Lebih dari itu, Jaringan Masyarakat Sipil juga mempertanyakan keterlibatan TNI dalam aksi tersebut yang notabene bertentangan dengan prinsip penegakan hukum. Bahkan bertentangan dengan UU TNI. Mabes TNI harus bersikap tegas atas kejadian ini dengan memproses anggota TNI yang terlibat dalam aksi pengepungan dan kekerasan pada tanggal 16 dan 17 Agustus kemarin.
Jaringan Masyarakat Sipil menyesalkan tindakan kepolisian yang berlebihan dalam menangani kasus ini, terutama ketika memaksa masuk ke dalam asrama dengan tindakan-tindakan yang tidak manusiawi. Hal ini berpotensi mengarah pada praktik penyiksaan yang bertentangan dengan prinsip Konvensi Anti Penyiksaan. Aparat di lapangan tidak mengindahkan prosedur penegakan hukum yang sesuai dengan KUHAP, termasuk tindakan penangkapan terhadap mahasiswa yang ada di asrama.

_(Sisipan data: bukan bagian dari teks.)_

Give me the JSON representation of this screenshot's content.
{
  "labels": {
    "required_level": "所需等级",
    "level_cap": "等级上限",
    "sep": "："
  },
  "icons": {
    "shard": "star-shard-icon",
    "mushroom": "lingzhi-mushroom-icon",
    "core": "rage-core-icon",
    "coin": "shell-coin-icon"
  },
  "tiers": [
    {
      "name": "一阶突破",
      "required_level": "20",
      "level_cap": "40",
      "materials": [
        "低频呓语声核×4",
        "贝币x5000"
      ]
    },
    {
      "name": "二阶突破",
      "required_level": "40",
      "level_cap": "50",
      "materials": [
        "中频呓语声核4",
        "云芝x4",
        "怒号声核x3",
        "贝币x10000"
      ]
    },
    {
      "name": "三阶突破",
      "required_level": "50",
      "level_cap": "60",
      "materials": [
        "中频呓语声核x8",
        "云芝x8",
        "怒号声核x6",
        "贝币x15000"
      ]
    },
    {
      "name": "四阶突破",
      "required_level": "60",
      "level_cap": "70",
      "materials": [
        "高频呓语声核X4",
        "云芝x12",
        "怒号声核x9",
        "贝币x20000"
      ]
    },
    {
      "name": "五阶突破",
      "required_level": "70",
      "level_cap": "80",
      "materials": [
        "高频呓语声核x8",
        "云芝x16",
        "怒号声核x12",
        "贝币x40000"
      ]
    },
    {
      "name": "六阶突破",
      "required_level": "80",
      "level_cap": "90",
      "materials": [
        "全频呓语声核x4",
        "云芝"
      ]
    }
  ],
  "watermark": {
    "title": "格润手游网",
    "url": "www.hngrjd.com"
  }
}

Di sisi yang lain, Jaringan Masyarakat Sipil juga mendesak kepolisian dan TNI untuk menyikapi permasalahan ini dengan pendekatan yang tidak represif apalagi militeristik, mengingat kejadian di Surabaya ini juga menimbulkan reaksi masyarakat Papua di beberapa kota/daerah di Papua. Sebaliknya, pemerintah harus mengedepankan pendekatan non kekerasan dengan cara-cara dialog. Pendekatan kekerasan justru akan semakin membuat situasi ricuh dan potensial memunculkan korban yang lebih besar.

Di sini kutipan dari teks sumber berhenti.